Il Myanmar si tinge ancora di sangue. Nel giorno di Natale i militari hanno massacrato e poi bruciato decine di civili, tra cui donne e bambini. Sono 38 le vittime accertate del massacro andato in scena il giorno 24 dicembre nello Stato a maggioranza cristiana del Kayah: a segnalarlo le fonti della resistenza contro il regime militare. Come riportano le fonti locali, la tragedia è avvenuta proprio alla vigilia di Natale a Hpruso, dove autoveicoli di una colonna in transito su una strada di grande comunicazione sono stati assaltati e bruciati e i passeggeri trucidati. Tra i 38 morti si registrano un bambino e due operatori dell’organizzazione umanitaria Save the Children.
Le vittime, secondo alcune testimonianze, erano fuggite dai combattimenti tra gruppi di resistenza armata e l’esercito del Myanmar vicino al villaggio di Koi Ngan. Proprio nella fuga sarebbero state fermate dalle truppe governative, mentre erano intente a dirigersi verso i campi profughi nella parte occidentale di Hpruso.
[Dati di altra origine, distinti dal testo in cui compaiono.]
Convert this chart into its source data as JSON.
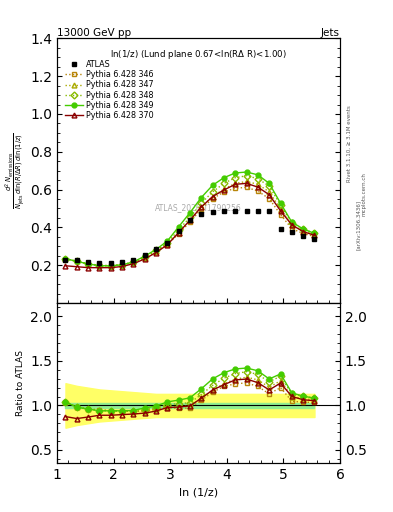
{
  "title_left": "13000 GeV pp",
  "title_right": "Jets",
  "annotation": "ln(1/z) (Lund plane 0.67<ln(RΔ R)<1.00)",
  "watermark": "ATLAS_2020_I1790256",
  "xlabel": "ln (1/z)",
  "ylabel_ratio": "Ratio to ATLAS",
  "xlim": [
    1.0,
    6.0
  ],
  "ylim_main": [
    0.0,
    1.4
  ],
  "ylim_ratio": [
    0.35,
    2.15
  ],
  "yticks_main": [
    0.2,
    0.4,
    0.6,
    0.8,
    1.0,
    1.2,
    1.4
  ],
  "yticks_ratio": [
    0.5,
    1.0,
    1.5,
    2.0
  ],
  "atlas_x": [
    1.15,
    1.35,
    1.55,
    1.75,
    1.95,
    2.15,
    2.35,
    2.55,
    2.75,
    2.95,
    3.15,
    3.35,
    3.55,
    3.75,
    3.95,
    4.15,
    4.35,
    4.55,
    4.75,
    4.95,
    5.15,
    5.35,
    5.55
  ],
  "atlas_y": [
    0.225,
    0.225,
    0.215,
    0.21,
    0.21,
    0.215,
    0.23,
    0.255,
    0.285,
    0.315,
    0.38,
    0.44,
    0.47,
    0.48,
    0.485,
    0.488,
    0.488,
    0.488,
    0.488,
    0.39,
    0.375,
    0.355,
    0.34
  ],
  "p346_x": [
    1.15,
    1.35,
    1.55,
    1.75,
    1.95,
    2.15,
    2.35,
    2.55,
    2.75,
    2.95,
    3.15,
    3.35,
    3.55,
    3.75,
    3.95,
    4.15,
    4.35,
    4.55,
    4.75,
    4.95,
    5.15,
    5.35,
    5.55
  ],
  "p346_y": [
    0.235,
    0.22,
    0.207,
    0.2,
    0.197,
    0.202,
    0.215,
    0.24,
    0.272,
    0.308,
    0.367,
    0.428,
    0.497,
    0.552,
    0.588,
    0.607,
    0.612,
    0.592,
    0.552,
    0.468,
    0.393,
    0.368,
    0.352
  ],
  "p347_x": [
    1.15,
    1.35,
    1.55,
    1.75,
    1.95,
    2.15,
    2.35,
    2.55,
    2.75,
    2.95,
    3.15,
    3.35,
    3.55,
    3.75,
    3.95,
    4.15,
    4.35,
    4.55,
    4.75,
    4.95,
    5.15,
    5.35,
    5.55
  ],
  "p347_y": [
    0.235,
    0.22,
    0.207,
    0.2,
    0.197,
    0.202,
    0.215,
    0.24,
    0.273,
    0.313,
    0.373,
    0.438,
    0.508,
    0.563,
    0.603,
    0.633,
    0.643,
    0.628,
    0.588,
    0.498,
    0.413,
    0.382,
    0.362
  ],
  "p348_x": [
    1.15,
    1.35,
    1.55,
    1.75,
    1.95,
    2.15,
    2.35,
    2.55,
    2.75,
    2.95,
    3.15,
    3.35,
    3.55,
    3.75,
    3.95,
    4.15,
    4.35,
    4.55,
    4.75,
    4.95,
    5.15,
    5.35,
    5.55
  ],
  "p348_y": [
    0.235,
    0.22,
    0.207,
    0.197,
    0.197,
    0.202,
    0.217,
    0.243,
    0.278,
    0.318,
    0.388,
    0.453,
    0.528,
    0.588,
    0.633,
    0.663,
    0.673,
    0.658,
    0.618,
    0.518,
    0.423,
    0.392,
    0.368
  ],
  "p349_x": [
    1.15,
    1.35,
    1.55,
    1.75,
    1.95,
    2.15,
    2.35,
    2.55,
    2.75,
    2.95,
    3.15,
    3.35,
    3.55,
    3.75,
    3.95,
    4.15,
    4.35,
    4.55,
    4.75,
    4.95,
    5.15,
    5.35,
    5.55
  ],
  "p349_y": [
    0.235,
    0.22,
    0.207,
    0.197,
    0.197,
    0.202,
    0.217,
    0.248,
    0.283,
    0.328,
    0.403,
    0.478,
    0.558,
    0.623,
    0.663,
    0.688,
    0.693,
    0.678,
    0.633,
    0.528,
    0.428,
    0.392,
    0.368
  ],
  "p370_x": [
    1.15,
    1.35,
    1.55,
    1.75,
    1.95,
    2.15,
    2.35,
    2.55,
    2.75,
    2.95,
    3.15,
    3.35,
    3.55,
    3.75,
    3.95,
    4.15,
    4.35,
    4.55,
    4.75,
    4.95,
    5.15,
    5.35,
    5.55
  ],
  "p370_y": [
    0.197,
    0.192,
    0.187,
    0.187,
    0.187,
    0.193,
    0.208,
    0.233,
    0.267,
    0.308,
    0.373,
    0.438,
    0.508,
    0.563,
    0.598,
    0.628,
    0.633,
    0.613,
    0.573,
    0.488,
    0.413,
    0.378,
    0.358
  ],
  "ratio_346_y": [
    1.04,
    0.98,
    0.96,
    0.95,
    0.94,
    0.94,
    0.93,
    0.94,
    0.955,
    0.977,
    0.966,
    0.972,
    1.057,
    1.15,
    1.213,
    1.243,
    1.253,
    1.213,
    1.13,
    1.2,
    1.048,
    1.036,
    1.035
  ],
  "ratio_347_y": [
    1.04,
    0.98,
    0.96,
    0.95,
    0.94,
    0.94,
    0.935,
    0.94,
    0.958,
    0.994,
    0.982,
    0.995,
    1.08,
    1.173,
    1.244,
    1.296,
    1.317,
    1.287,
    1.205,
    1.277,
    1.1,
    1.076,
    1.065
  ],
  "ratio_348_y": [
    1.04,
    0.98,
    0.96,
    0.94,
    0.94,
    0.94,
    0.943,
    0.953,
    0.977,
    1.009,
    1.021,
    1.03,
    1.123,
    1.225,
    1.306,
    1.358,
    1.379,
    1.348,
    1.265,
    1.328,
    1.128,
    1.104,
    1.082
  ],
  "ratio_349_y": [
    1.04,
    0.98,
    0.96,
    0.94,
    0.94,
    0.94,
    0.943,
    0.973,
    0.993,
    1.04,
    1.06,
    1.086,
    1.187,
    1.298,
    1.368,
    1.41,
    1.42,
    1.389,
    1.297,
    1.354,
    1.141,
    1.104,
    1.082
  ],
  "ratio_370_y": [
    0.875,
    0.853,
    0.87,
    0.89,
    0.89,
    0.897,
    0.904,
    0.914,
    0.937,
    0.977,
    0.982,
    0.995,
    1.081,
    1.173,
    1.233,
    1.287,
    1.296,
    1.256,
    1.174,
    1.251,
    1.101,
    1.064,
    1.053
  ],
  "band_x": [
    1.15,
    1.35,
    1.55,
    1.75,
    1.95,
    2.15,
    2.35,
    2.55,
    2.75,
    2.95,
    3.15,
    3.35,
    3.55,
    3.75,
    3.95,
    4.15,
    4.35,
    4.55,
    4.75,
    4.95,
    5.15,
    5.35,
    5.55
  ],
  "band_green_lo": [
    0.97,
    0.97,
    0.97,
    0.97,
    0.97,
    0.97,
    0.97,
    0.97,
    0.97,
    0.97,
    0.97,
    0.97,
    0.97,
    0.97,
    0.97,
    0.97,
    0.97,
    0.97,
    0.97,
    0.97,
    0.97,
    0.97,
    0.97
  ],
  "band_green_hi": [
    1.03,
    1.03,
    1.03,
    1.03,
    1.03,
    1.03,
    1.03,
    1.03,
    1.03,
    1.03,
    1.03,
    1.03,
    1.03,
    1.03,
    1.03,
    1.03,
    1.03,
    1.03,
    1.03,
    1.03,
    1.03,
    1.03,
    1.03
  ],
  "band_yellow_lo": [
    0.75,
    0.78,
    0.8,
    0.82,
    0.83,
    0.84,
    0.85,
    0.86,
    0.87,
    0.87,
    0.87,
    0.87,
    0.87,
    0.87,
    0.87,
    0.87,
    0.87,
    0.87,
    0.87,
    0.87,
    0.87,
    0.87,
    0.87
  ],
  "band_yellow_hi": [
    1.25,
    1.22,
    1.2,
    1.18,
    1.17,
    1.16,
    1.15,
    1.14,
    1.13,
    1.13,
    1.13,
    1.13,
    1.13,
    1.13,
    1.13,
    1.13,
    1.13,
    1.13,
    1.13,
    1.13,
    1.13,
    1.13,
    1.13
  ],
  "color_346": "#b8860b",
  "color_347": "#aaaa00",
  "color_348": "#88bb00",
  "color_349": "#44cc00",
  "color_370": "#8b0000",
  "color_atlas": "#000000",
  "band_green_color": "#90ee90",
  "band_yellow_color": "#ffff66"
}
I militari avrebbero dunque assalito le loro auto e ucciso decine e decine di persone, per poi bruciare i loro corpi.
Myanmar, la strage su ordine della giunta militare
Una netta condanna a quanto accaduto in Myanmar è arrivata dal sottosegretario dell’Onu per gli Aiuti umanitari, Martin Griffith, che si è dichiarato “inorridito” e ha condannato “questo incidente grave e tutti gli attacchi contro civili nel Paese, che sono proibiti in base al diritto umanitario internazionale”.
Non è certamente il primo caso di repressione militare che si registra nello Stato del Kayah. Solo pochi giorni fa la Bbc aveva confermato quattro uccisioni di massa avvenute a luglio: anche in quel caso le vittime erano civili, per un totale di 40 morti. La tragedia avvenuta a Natale, come riferiscono media locali, sarebbe stata ordinata dalla giunta militare al potere del Paese. I militari avrebbero radunato e ucciso i civili a colpa di armi da fuoco e poi avrebbero caricato i corpi su un camion e auto, per poi incendiarli. Una dura condanna arriva dal cardinale Charles Bo, arcivescovo di Yangon: “Chiedo ai gruppi armati e alla Forza di difesa del popolo di riconoscere che le armi da fuoco non risolvono la crisi ma piuttosto la perpetuano, causando più morti e più fame, con conseguenze devastanti per l’istruzione dei nostri figli, per la nostra economia e la nostra salute”.